Он обходил громаду мертвого замка и опять и опять упорно всматривался в завешенные окна той комнаты, где был убит император. Вспоминалось кровное оскорбление, нанесенное дому Плещеевых... опять вскипал необузданный гнев, доходивший до бешенства. Мозг кипел, Алешу охватывал трепет. Он мечтал отомстить... отомстить... он сам не знал, кому же все-таки отомстить. Царственным выродкам?.. наследникам этого изверга?..

Даже дома, в семье, в спокойные минуты и в минуты веселья, если кто-нибудь называл то или другое лицо из августейшей династии, если упоминалось притом о каких-либо незаконных поступках, о проявлении самоуправства царя или великого князя, то возникала кошмарная мысль: убить... убить... так же, как Павла, убить...


ГЛАВА СЕДЬМАЯ


Между тем жизнь шла своим чередом.

У Жуковского по «субботам» собирались друзья, читались стихи, обсуждались литературные новости. Плещеев снова впрягся в лямку руководителя трупп — французской и русской. Алексей и Федик Вадковский исправляли несложные обязанности начинающих офицеров, посещали лекции и ученья в полках. Младшие Плещеевы учились под эгидою Кюхельбекера, много читали. Тургенев проводил время в вечных хлопотах.

Как-то Александр Иванович Тургенев зазвал к себе записочкой Жуковского и Плещеева с сыном на интимный вечерок «под абажуром», обещая, что будет читать что-то новое Пушкин. Но перед вечером Алексей куда-то пропал, — странно: даже присутствием Пушкина пренебрегает...

Вечер «под абажуром» на этот раз не удался.

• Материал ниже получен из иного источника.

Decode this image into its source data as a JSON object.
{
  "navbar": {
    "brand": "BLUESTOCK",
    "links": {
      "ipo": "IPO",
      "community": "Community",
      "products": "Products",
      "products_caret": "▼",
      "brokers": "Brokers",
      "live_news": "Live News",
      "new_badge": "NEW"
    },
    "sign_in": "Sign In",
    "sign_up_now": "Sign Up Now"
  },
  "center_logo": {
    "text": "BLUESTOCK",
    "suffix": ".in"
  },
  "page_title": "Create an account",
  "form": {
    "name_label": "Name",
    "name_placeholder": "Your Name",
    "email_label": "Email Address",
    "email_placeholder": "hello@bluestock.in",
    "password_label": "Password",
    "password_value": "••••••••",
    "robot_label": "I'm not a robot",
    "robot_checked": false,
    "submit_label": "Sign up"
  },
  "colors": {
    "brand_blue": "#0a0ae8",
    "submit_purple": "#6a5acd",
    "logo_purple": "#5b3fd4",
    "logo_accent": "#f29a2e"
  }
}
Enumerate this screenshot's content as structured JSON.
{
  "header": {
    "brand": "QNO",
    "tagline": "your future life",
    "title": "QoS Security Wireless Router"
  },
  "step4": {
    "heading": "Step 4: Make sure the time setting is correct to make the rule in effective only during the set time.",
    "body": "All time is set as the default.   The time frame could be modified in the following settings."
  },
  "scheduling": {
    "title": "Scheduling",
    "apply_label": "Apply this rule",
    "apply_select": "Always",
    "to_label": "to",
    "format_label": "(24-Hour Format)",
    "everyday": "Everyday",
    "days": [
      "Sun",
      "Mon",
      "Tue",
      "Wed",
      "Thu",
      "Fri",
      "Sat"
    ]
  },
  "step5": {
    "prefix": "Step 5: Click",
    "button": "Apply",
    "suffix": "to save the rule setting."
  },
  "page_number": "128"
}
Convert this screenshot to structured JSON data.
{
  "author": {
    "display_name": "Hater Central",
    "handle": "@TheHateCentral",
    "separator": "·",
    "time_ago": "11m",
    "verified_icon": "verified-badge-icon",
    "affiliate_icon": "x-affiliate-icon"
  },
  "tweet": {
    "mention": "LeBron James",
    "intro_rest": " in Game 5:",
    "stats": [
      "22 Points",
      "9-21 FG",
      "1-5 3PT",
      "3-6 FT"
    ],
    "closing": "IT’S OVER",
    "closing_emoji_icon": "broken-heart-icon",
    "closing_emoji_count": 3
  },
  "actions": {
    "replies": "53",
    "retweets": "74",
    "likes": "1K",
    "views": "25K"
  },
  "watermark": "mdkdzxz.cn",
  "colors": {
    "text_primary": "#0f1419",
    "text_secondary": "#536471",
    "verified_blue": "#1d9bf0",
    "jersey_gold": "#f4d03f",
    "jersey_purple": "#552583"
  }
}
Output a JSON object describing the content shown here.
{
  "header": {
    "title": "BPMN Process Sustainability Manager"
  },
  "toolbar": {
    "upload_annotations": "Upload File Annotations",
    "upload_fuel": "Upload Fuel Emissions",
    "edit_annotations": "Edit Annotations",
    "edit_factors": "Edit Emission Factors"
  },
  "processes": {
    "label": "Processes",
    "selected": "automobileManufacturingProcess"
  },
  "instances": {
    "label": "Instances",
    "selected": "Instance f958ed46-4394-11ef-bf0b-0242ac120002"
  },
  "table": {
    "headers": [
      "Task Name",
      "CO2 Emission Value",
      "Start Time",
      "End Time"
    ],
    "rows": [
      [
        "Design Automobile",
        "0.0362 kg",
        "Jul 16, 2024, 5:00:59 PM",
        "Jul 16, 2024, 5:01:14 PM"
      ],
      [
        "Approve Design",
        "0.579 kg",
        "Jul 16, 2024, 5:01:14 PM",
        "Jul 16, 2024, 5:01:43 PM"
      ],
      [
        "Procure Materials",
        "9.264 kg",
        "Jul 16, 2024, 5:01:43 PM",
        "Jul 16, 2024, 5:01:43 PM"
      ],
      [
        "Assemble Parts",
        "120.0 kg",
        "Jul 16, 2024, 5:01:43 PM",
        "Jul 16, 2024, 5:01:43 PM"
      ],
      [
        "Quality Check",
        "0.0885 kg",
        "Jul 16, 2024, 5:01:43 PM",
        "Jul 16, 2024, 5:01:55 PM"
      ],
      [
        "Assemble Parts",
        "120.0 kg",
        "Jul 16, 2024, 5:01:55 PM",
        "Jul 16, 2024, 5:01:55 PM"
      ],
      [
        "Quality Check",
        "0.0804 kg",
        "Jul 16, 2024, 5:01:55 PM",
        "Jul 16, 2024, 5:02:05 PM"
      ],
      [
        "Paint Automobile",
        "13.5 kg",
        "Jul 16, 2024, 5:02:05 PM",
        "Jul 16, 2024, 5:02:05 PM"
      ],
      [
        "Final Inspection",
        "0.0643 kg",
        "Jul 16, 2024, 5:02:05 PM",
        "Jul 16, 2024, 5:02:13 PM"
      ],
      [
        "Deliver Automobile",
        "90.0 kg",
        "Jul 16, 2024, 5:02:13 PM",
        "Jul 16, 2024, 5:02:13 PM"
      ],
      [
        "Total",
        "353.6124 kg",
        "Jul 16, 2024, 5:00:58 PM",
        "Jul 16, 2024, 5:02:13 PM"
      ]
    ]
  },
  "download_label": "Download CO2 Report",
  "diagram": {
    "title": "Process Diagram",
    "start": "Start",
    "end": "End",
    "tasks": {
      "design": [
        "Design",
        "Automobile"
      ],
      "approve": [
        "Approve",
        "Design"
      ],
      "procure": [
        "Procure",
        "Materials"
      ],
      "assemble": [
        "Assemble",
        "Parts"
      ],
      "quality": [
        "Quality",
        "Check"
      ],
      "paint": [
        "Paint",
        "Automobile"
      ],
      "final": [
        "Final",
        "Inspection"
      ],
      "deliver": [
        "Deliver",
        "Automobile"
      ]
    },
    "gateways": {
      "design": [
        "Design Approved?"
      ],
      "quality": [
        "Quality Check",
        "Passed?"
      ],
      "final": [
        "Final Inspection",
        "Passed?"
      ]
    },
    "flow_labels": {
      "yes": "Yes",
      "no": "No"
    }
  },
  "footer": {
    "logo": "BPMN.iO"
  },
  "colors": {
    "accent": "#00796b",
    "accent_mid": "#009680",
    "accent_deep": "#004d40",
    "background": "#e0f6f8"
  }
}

Николай Иванович был сегодня по непонятным причинам вялым каким-то, даже хромал больше обычного.

Александр Иванович брюзжал. Пушкин ничего не принес. Был сумрачным, говорил с неохотою, сердито отбивался от надоевших наставлений Александра Ивановича учиться, учиться...

Оставив Пушкина, Александр Иванович уныло принялся за Плещеева. Тюфякин, Кокошкин жалуются на его манкировки. Плещеев признался, что работа в театре стала постылой: отчеты, канцелярщина заедают. А деньги в Болховское училище, и верно, за первый год им так и не посланы, а министр Голицын ему даже официальное напоминание посылал. Но ответить он и не собирается.

— Ох, Александр, неужто мне придется опять перед князем Голицыным за тебя хлопотать?.. Как не хочется...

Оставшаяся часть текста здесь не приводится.